Predictably, there were early struggles. The team won just one of their first five games. But they had righted the ship, winning five out of six games for a respectable 6-5 record by the time Riggs was able to return on Jan. 14.

It seemed Francis was just finding her niche at the helm, but she knew from the start that her term was short-lived.

‘‘I had a great time, and was just starting to get comfortable my last couple games. ‘‘But when Coach Riggs came back last Monday [Jan. 14], I was so happy to see him back. He and I have incredibly different coaching styles and I didn’t want kind of a situation where it was too many cooks in the kitchen. But I had a lot of fun doing this.”

Riggs had already asked Lane if it was a good idea to come back this season, as he had watched several previous home games from the stands, and appreciated the job Francis had done.

‘‘Oh, she did an unbelievable job, and I didn’t want to ruin a relationship that the girls had gotten with her,” Riggs said.

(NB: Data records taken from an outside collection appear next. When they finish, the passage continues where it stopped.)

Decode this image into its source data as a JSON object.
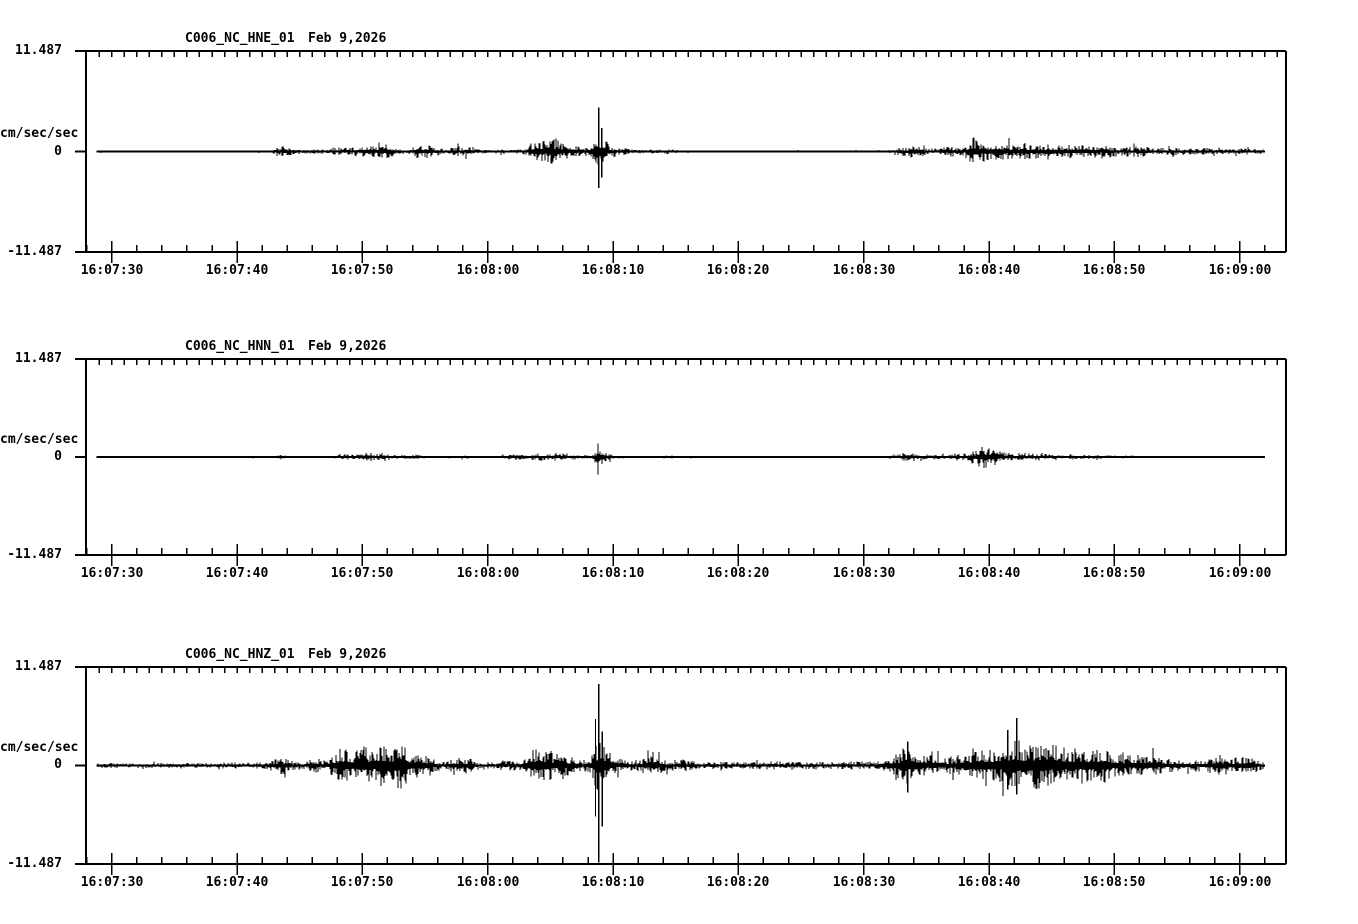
{
  "window": {
    "background": "#ffffff",
    "ink": "#000000"
  },
  "panels": [
    {
      "station": "C006_NC_HNE_01",
      "date": "Feb 9,2026",
      "units_label": "cm/sec/sec",
      "y_max_label": "11.487",
      "y_zero_label": "0",
      "y_min_label": "-11.487"
    },
    {
      "station": "C006_NC_HNN_01",
      "date": "Feb 9,2026",
      "units_label": "cm/sec/sec",
      "y_max_label": "11.487",
      "y_zero_label": "0",
      "y_min_label": "-11.487"
    },
    {
      "station": "C006_NC_HNZ_01",
      "date": "Feb 9,2026",
      "units_label": "cm/sec/sec",
      "y_max_label": "11.487",
      "y_zero_label": "0",
      "y_min_label": "-11.487"
    }
  ],
  "time_axis": {
    "labels": [
      "16:07:30",
      "16:07:40",
      "16:07:50",
      "16:08:00",
      "16:08:10",
      "16:08:20",
      "16:08:30",
      "16:08:40",
      "16:08:50",
      "16:09:00"
    ],
    "label_seconds": [
      30,
      40,
      50,
      60,
      70,
      80,
      90,
      100,
      110,
      120
    ],
    "minor_tick_step_seconds": 2,
    "top_tick_step_seconds": 1
  },
  "chart_data": {
    "type": "line",
    "subtype": "seismogram-3-component",
    "station": "C006 NC",
    "date": "Feb 9,2026",
    "ylabel": "cm/sec/sec",
    "ylim": [
      -11.487,
      11.487
    ],
    "ytick_labels": [
      "11.487",
      "0",
      "-11.487"
    ],
    "x_start_seconds": 28.8,
    "x_end_seconds": 122.0,
    "x_tick_labels": [
      "16:07:30",
      "16:07:40",
      "16:07:50",
      "16:08:00",
      "16:08:10",
      "16:08:20",
      "16:08:30",
      "16:08:40",
      "16:08:50",
      "16:09:00"
    ],
    "note": "t = seconds after 16:07:00; envelope = [t, peak amplitude cm/sec/sec]; spikes = [t, up_amp, down_amp]",
    "series": [
      {
        "name": "C006_NC_HNE_01",
        "channel": "HNE",
        "envelope": [
          [
            28.8,
            0.12
          ],
          [
            40,
            0.12
          ],
          [
            42.8,
            0.15
          ],
          [
            43.3,
            0.65
          ],
          [
            44.2,
            0.45
          ],
          [
            44.9,
            0.2
          ],
          [
            45.8,
            0.25
          ],
          [
            47.3,
            0.3
          ],
          [
            47.9,
            0.55
          ],
          [
            48.7,
            0.45
          ],
          [
            49.4,
            0.5
          ],
          [
            50.2,
            0.8
          ],
          [
            51,
            0.7
          ],
          [
            51.9,
            0.85
          ],
          [
            52.7,
            0.35
          ],
          [
            53.6,
            0.3
          ],
          [
            54.4,
            0.85
          ],
          [
            55.1,
            0.9
          ],
          [
            55.7,
            0.4
          ],
          [
            56.8,
            0.3
          ],
          [
            57.8,
            0.65
          ],
          [
            58.4,
            0.75
          ],
          [
            59.1,
            0.4
          ],
          [
            60.2,
            0.18
          ],
          [
            61.4,
            0.3
          ],
          [
            62.3,
            0.2
          ],
          [
            63.1,
            0.45
          ],
          [
            63.9,
            1.5
          ],
          [
            64.6,
            1.2
          ],
          [
            65.4,
            1.6
          ],
          [
            66.1,
            0.8
          ],
          [
            66.7,
            0.9
          ],
          [
            67.4,
            0.5
          ],
          [
            68.2,
            0.6
          ],
          [
            68.7,
            2.2
          ],
          [
            69.2,
            1.9
          ],
          [
            69.8,
            0.7
          ],
          [
            70.7,
            0.55
          ],
          [
            71.3,
            0.3
          ],
          [
            72.5,
            0.2
          ],
          [
            74.5,
            0.3
          ],
          [
            75.3,
            0.15
          ],
          [
            77,
            0.1
          ],
          [
            90,
            0.1
          ],
          [
            92.2,
            0.18
          ],
          [
            93,
            0.55
          ],
          [
            93.8,
            0.75
          ],
          [
            94.8,
            0.5
          ],
          [
            95.8,
            0.3
          ],
          [
            96.5,
            0.55
          ],
          [
            97.2,
            0.6
          ],
          [
            98,
            0.5
          ],
          [
            98.7,
            1.7
          ],
          [
            99.4,
            1.2
          ],
          [
            100.2,
            0.95
          ],
          [
            101,
            1.15
          ],
          [
            101.8,
            0.85
          ],
          [
            102.8,
            1.0
          ],
          [
            103.8,
            0.8
          ],
          [
            104.8,
            0.95
          ],
          [
            105.8,
            0.75
          ],
          [
            107,
            0.85
          ],
          [
            108.2,
            0.65
          ],
          [
            109.4,
            0.75
          ],
          [
            110.6,
            0.55
          ],
          [
            112,
            0.65
          ],
          [
            113.2,
            0.4
          ],
          [
            114.6,
            0.5
          ],
          [
            116,
            0.35
          ],
          [
            117.4,
            0.45
          ],
          [
            118.8,
            0.3
          ],
          [
            120.2,
            0.38
          ],
          [
            121.2,
            0.28
          ],
          [
            122,
            0.25
          ]
        ],
        "spikes": [
          [
            68.85,
            5.1,
            4.2
          ],
          [
            69.1,
            2.7,
            3.0
          ]
        ]
      },
      {
        "name": "C006_NC_HNN_01",
        "channel": "HNN",
        "envelope": [
          [
            28.8,
            0.08
          ],
          [
            42.8,
            0.1
          ],
          [
            43.4,
            0.3
          ],
          [
            44.2,
            0.12
          ],
          [
            47.6,
            0.14
          ],
          [
            48.3,
            0.4
          ],
          [
            49.3,
            0.35
          ],
          [
            50.5,
            0.5
          ],
          [
            51.6,
            0.55
          ],
          [
            52.4,
            0.25
          ],
          [
            54.3,
            0.28
          ],
          [
            55.1,
            0.15
          ],
          [
            56.5,
            0.08
          ],
          [
            57.9,
            0.2
          ],
          [
            58.6,
            0.25
          ],
          [
            59.3,
            0.12
          ],
          [
            60.8,
            0.1
          ],
          [
            61.5,
            0.4
          ],
          [
            62.4,
            0.45
          ],
          [
            63.2,
            0.2
          ],
          [
            64.1,
            0.45
          ],
          [
            64.9,
            0.35
          ],
          [
            65.6,
            0.5
          ],
          [
            66.5,
            0.45
          ],
          [
            67.2,
            0.2
          ],
          [
            68.4,
            0.3
          ],
          [
            68.8,
            1.1
          ],
          [
            69.3,
            0.8
          ],
          [
            69.9,
            0.25
          ],
          [
            71,
            0.15
          ],
          [
            72.8,
            0.1
          ],
          [
            74.6,
            0.22
          ],
          [
            75.4,
            0.12
          ],
          [
            78,
            0.12
          ],
          [
            80,
            0.07
          ],
          [
            91.5,
            0.07
          ],
          [
            92.4,
            0.2
          ],
          [
            93.2,
            0.5
          ],
          [
            94,
            0.55
          ],
          [
            94.9,
            0.3
          ],
          [
            95.8,
            0.35
          ],
          [
            96.6,
            0.3
          ],
          [
            97.4,
            0.45
          ],
          [
            98.2,
            0.4
          ],
          [
            98.9,
            1.0
          ],
          [
            99.5,
            1.35
          ],
          [
            100.3,
            1.1
          ],
          [
            101.1,
            0.6
          ],
          [
            102,
            0.5
          ],
          [
            103,
            0.45
          ],
          [
            104.2,
            0.4
          ],
          [
            105.4,
            0.35
          ],
          [
            106.6,
            0.3
          ],
          [
            108,
            0.25
          ],
          [
            109.5,
            0.2
          ],
          [
            111,
            0.18
          ],
          [
            113,
            0.12
          ],
          [
            115,
            0.1
          ],
          [
            118,
            0.13
          ],
          [
            120,
            0.08
          ],
          [
            122,
            0.08
          ]
        ],
        "spikes": [
          [
            68.8,
            1.6,
            2.1
          ]
        ]
      },
      {
        "name": "C006_NC_HNZ_01",
        "channel": "HNZ",
        "envelope": [
          [
            28.8,
            0.3
          ],
          [
            38,
            0.3
          ],
          [
            39.5,
            0.4
          ],
          [
            41,
            0.35
          ],
          [
            42.6,
            0.5
          ],
          [
            43.5,
            1.15
          ],
          [
            44.4,
            0.6
          ],
          [
            45.4,
            0.5
          ],
          [
            46.3,
            0.8
          ],
          [
            47.1,
            0.6
          ],
          [
            48.3,
            2.1
          ],
          [
            49.2,
            1.7
          ],
          [
            49.9,
            2.4
          ],
          [
            50.8,
            2.0
          ],
          [
            51.6,
            2.6
          ],
          [
            52.4,
            2.2
          ],
          [
            53.1,
            3.0
          ],
          [
            53.9,
            1.6
          ],
          [
            54.6,
            1.5
          ],
          [
            55.4,
            1.1
          ],
          [
            56.3,
            0.5
          ],
          [
            57.8,
            0.9
          ],
          [
            58.5,
            1.0
          ],
          [
            59.2,
            0.5
          ],
          [
            60.2,
            0.4
          ],
          [
            61.1,
            0.6
          ],
          [
            62,
            0.7
          ],
          [
            62.8,
            0.5
          ],
          [
            63.6,
            2.1
          ],
          [
            64.4,
            2.3
          ],
          [
            65.3,
            1.5
          ],
          [
            66,
            1.6
          ],
          [
            66.8,
            0.9
          ],
          [
            67.6,
            0.6
          ],
          [
            68.3,
            1.4
          ],
          [
            68.8,
            3.3
          ],
          [
            69.4,
            2.4
          ],
          [
            70,
            1.0
          ],
          [
            70.8,
            0.9
          ],
          [
            71.6,
            0.6
          ],
          [
            72.3,
            0.9
          ],
          [
            73,
            1.2
          ],
          [
            73.8,
            0.9
          ],
          [
            74.6,
            0.5
          ],
          [
            75.4,
            0.8
          ],
          [
            76.2,
            0.6
          ],
          [
            77.2,
            0.4
          ],
          [
            78.5,
            0.45
          ],
          [
            80,
            0.35
          ],
          [
            82.5,
            0.5
          ],
          [
            84,
            0.4
          ],
          [
            85.5,
            0.45
          ],
          [
            87,
            0.4
          ],
          [
            88.5,
            0.5
          ],
          [
            90,
            0.45
          ],
          [
            91.5,
            0.6
          ],
          [
            92.5,
            1.2
          ],
          [
            93.4,
            2.2
          ],
          [
            94.2,
            1.9
          ],
          [
            95,
            1.1
          ],
          [
            95.9,
            1.4
          ],
          [
            96.6,
            0.9
          ],
          [
            97.5,
            1.3
          ],
          [
            98.3,
            1.6
          ],
          [
            99.2,
            2.2
          ],
          [
            100,
            1.9
          ],
          [
            100.9,
            2.4
          ],
          [
            101.7,
            2.9
          ],
          [
            102.3,
            3.1
          ],
          [
            103,
            2.6
          ],
          [
            103.8,
            2.8
          ],
          [
            104.6,
            2.4
          ],
          [
            105.5,
            2.6
          ],
          [
            106.3,
            2.0
          ],
          [
            107.2,
            2.2
          ],
          [
            108,
            1.9
          ],
          [
            109.1,
            2.2
          ],
          [
            110,
            1.4
          ],
          [
            111.5,
            1.2
          ],
          [
            112.5,
            1.5
          ],
          [
            113.5,
            1.0
          ],
          [
            115,
            0.8
          ],
          [
            116.5,
            0.7
          ],
          [
            117.5,
            0.8
          ],
          [
            118.4,
            1.3
          ],
          [
            119.3,
            0.9
          ],
          [
            120.3,
            1.1
          ],
          [
            121.2,
            0.8
          ],
          [
            122,
            0.5
          ]
        ],
        "spikes": [
          [
            68.85,
            9.6,
            11.4
          ],
          [
            68.6,
            5.5,
            6.0
          ],
          [
            69.15,
            4.0,
            7.2
          ],
          [
            93.5,
            2.8,
            3.2
          ],
          [
            101.5,
            4.2,
            2.8
          ],
          [
            102.2,
            5.6,
            3.4
          ]
        ]
      }
    ]
  }
}
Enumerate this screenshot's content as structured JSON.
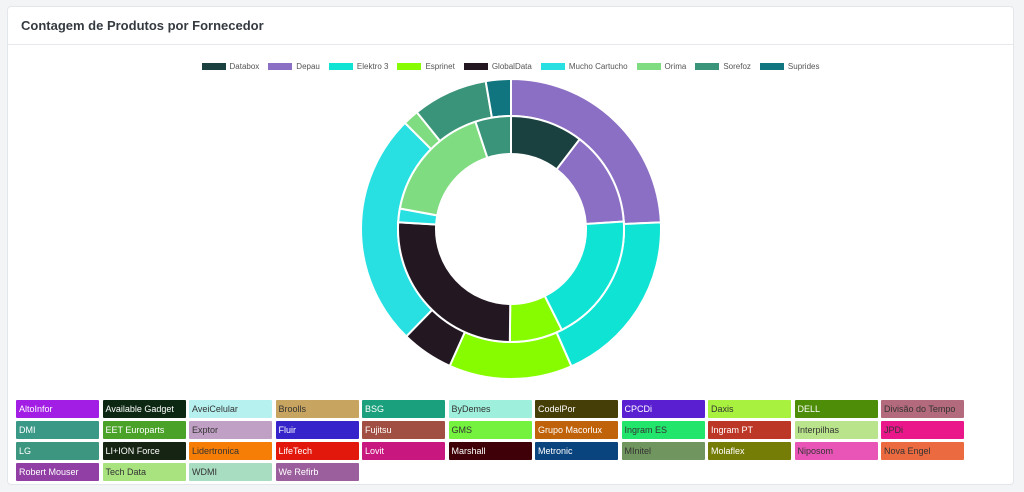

But it was his team. He had coached almost every girl on the team before, and he knew what to do when he came back. He’ll even show a bit of his old fire. When the girls lost their cool in the first half against Blair this past Friday, just his second game back, he lit into them.

It worked, as they erased an eight-point halftime lead almost instantly, and got their new-old head coach his second win since returning. In his first game back, Jan. 18, the Blue Devils routed Richard Montgomery, 62-40.

Things are getting back to normal for Riggs. He’s been back with his team for over two weeks now. He’s experiencing almost no pain. He’s still working at Springbrook during the school day (he was voted the county’s Supporting Service Worker of the Year in 2006). He’s even getting to coach with his son, Justin, a 2002 Springbrook grad and former Coppin State baseball player who is an assistant for the JV girls.

He’s living life. Not worrying about what might be, or what might have been.

‘‘I don’t want to be one of those guys,” he said. ‘‘It doesn’t matter what you do in life, whenever your time comes, it’s up. So when it is, I’m going to be doing something I love — maybe basketball, or being with my grandkids, doing something I really enjoy doing every day.”